The fundraiser for Special Olympics Alaska took place on Saturday at Goose Lake in Anchorage. Ice was cut from a large portion of the lake to allow the plungers room to do their favorite dive, such as a cannonball. More timid plungers stepped into the frigid water, and others got a helping hand from fellow jumpers.

“It’s cold,” said David Aromin, a recent transplant from Philadelphia who took part with others from LifeMed Alaska, an air ambulance service.

“It’s for a great cause,” he said, explaining why he’d spent his morning jumping into 32-degree water.

Kat Bant of New York and Brittany Petrikos of Ohio said that despite the frigid conditions, the jump “was lots of fun.”

Much like Aromin, neither Bant nor Petrikos are from Alaska, and they yearn for signature experiences of the nation’s northernmost state.

“We’re not from here, so we wanted to do the Alaskan experience, and this is just a part of it,” Petrikos said.

The fundraiser brought in more than $300,000. It’s the eighth year of the event, and Special Olympics Alaska president Jim Balamaci has raised a total of over $2 million. “About 5,000 people have taken the plunge since the first event, and more than 50,000 people have donated,” he said.

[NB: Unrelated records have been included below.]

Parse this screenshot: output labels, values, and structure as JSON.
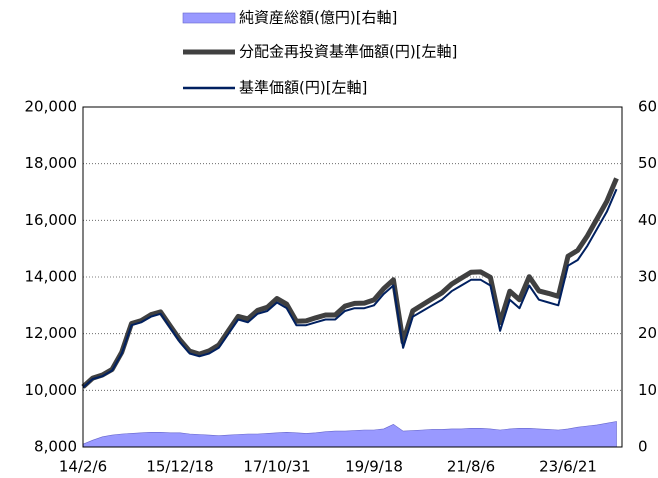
{
  "chart_data": {
    "type": "line",
    "categories": [
      "14/2/6",
      null,
      null,
      null,
      null,
      null,
      null,
      null,
      null,
      null,
      "15/12/18",
      null,
      null,
      null,
      null,
      null,
      null,
      null,
      null,
      null,
      "17/10/31",
      null,
      null,
      null,
      null,
      null,
      null,
      null,
      null,
      null,
      "19/9/18",
      null,
      null,
      null,
      null,
      null,
      null,
      null,
      null,
      null,
      "21/8/6",
      null,
      null,
      null,
      null,
      null,
      null,
      null,
      null,
      null,
      "23/6/21",
      null,
      null,
      null,
      null,
      null
    ],
    "series": [
      {
        "name": "純資産総額(億円)[右軸]",
        "series_type": "area",
        "axis": "y2",
        "color": "#9999ff",
        "values": [
          0.5,
          1.2,
          1.8,
          2.1,
          2.3,
          2.4,
          2.5,
          2.6,
          2.6,
          2.5,
          2.5,
          2.3,
          2.2,
          2.1,
          2.0,
          2.1,
          2.2,
          2.3,
          2.3,
          2.4,
          2.5,
          2.6,
          2.5,
          2.4,
          2.5,
          2.7,
          2.8,
          2.8,
          2.9,
          3.0,
          3.0,
          3.2,
          4.0,
          2.8,
          2.9,
          3.0,
          3.1,
          3.1,
          3.2,
          3.2,
          3.3,
          3.3,
          3.2,
          3.0,
          3.2,
          3.3,
          3.3,
          3.2,
          3.1,
          3.0,
          3.2,
          3.5,
          3.7,
          3.9,
          4.2,
          4.5
        ]
      },
      {
        "name": "分配金再投資基準価額(円)[左軸]",
        "series_type": "line",
        "color": "#404040",
        "values": [
          10120,
          10430,
          10540,
          10740,
          11350,
          12360,
          12460,
          12670,
          12770,
          12270,
          11780,
          11380,
          11280,
          11390,
          11600,
          12110,
          12610,
          12520,
          12820,
          12930,
          13240,
          13040,
          12440,
          12450,
          12560,
          12660,
          12660,
          12970,
          13070,
          13080,
          13190,
          13590,
          13900,
          11700,
          12810,
          13020,
          13230,
          13440,
          13750,
          13960,
          14170,
          14180,
          13990,
          12390,
          13500,
          13200,
          14010,
          13510,
          13420,
          13320,
          14730,
          14940,
          15450,
          16060,
          16670,
          17480
        ]
      },
      {
        "name": "基準価額(円)[左軸]",
        "series_type": "line",
        "color": "#002060",
        "values": [
          10100,
          10400,
          10500,
          10700,
          11300,
          12300,
          12400,
          12600,
          12700,
          12200,
          11700,
          11300,
          11200,
          11300,
          11500,
          12000,
          12500,
          12400,
          12700,
          12800,
          13100,
          12900,
          12300,
          12300,
          12400,
          12500,
          12500,
          12800,
          12900,
          12900,
          13000,
          13400,
          13700,
          11500,
          12600,
          12800,
          13000,
          13200,
          13500,
          13700,
          13900,
          13900,
          13700,
          12100,
          13200,
          12900,
          13700,
          13200,
          13100,
          13000,
          14400,
          14600,
          15100,
          15700,
          16300,
          17100
        ]
      }
    ],
    "ylim": [
      8000,
      20000
    ],
    "yticks": [
      {
        "value": 8000,
        "label": "8,000"
      },
      {
        "value": 10000,
        "label": "10,000"
      },
      {
        "value": 12000,
        "label": "12,000"
      },
      {
        "value": 14000,
        "label": "14,000"
      },
      {
        "value": 16000,
        "label": "16,000"
      },
      {
        "value": 18000,
        "label": "18,000"
      },
      {
        "value": 20000,
        "label": "20,000"
      }
    ],
    "y2lim": [
      0,
      60
    ],
    "y2ticks": [
      0,
      10,
      20,
      30,
      40,
      50,
      60
    ],
    "grid": true
  }
}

“People with intellectual disabilities are sometimes the most underserved, and when you have a thousand athletes coming out on one of the shortest days of the year to jump into 32 degrees and say, ‘You know what? We’re going to unite our communities, we’re going to accept everybody, and we’re going to do this all together,’ it just warms my heart,” Balamaci said.

City Pond Overloaded With Goldfish

WILMINGTON, Del. (AP) – A Delaware city is spending more than $300,000 to evict thousands of goldfish and restore the pond they took over.

Sean Duffy is director of the water division for Wilmington’s Public Works Department. The News Journal quotes him as saying that when officials received a complaint from the pond’s neighbors and checked on the goldfish population, they realized they were “heading toward a catastrophe.”

Duffy says the city started draining the pond and removing fish and overgrown plants three weeks ago. He estimates they’ve relocated about 4,000 fish. He says officials don’t know what caused the infestation, but the city will stock the pond with native fish to head off a population explosion if goldfish are ever introduced again.

Ones, Zeroes Stolen Off Addresses on Homes Returned

PHILADELPHIA (AP) – Scores of ones and zeroes stolen from addresses mounted on the homes of Philadelphia residents have been returned.

The news outlet Billy Penn reports that a white trash bag containing 83 metal address markers was left Monday night at the east Kensington home of Meghan Haley.

Haley earlier released surveillance footage of a man and woman going around the neighborhood in September, ripping zeroes and ones off the front of homes.

She says she doesn’t know who returned the bag, which contained 56 ones and 27 zeroes.

But then, she and other neighbors don’t know why the numbers were taken — though they suspect that it may have been for some kind of art installation.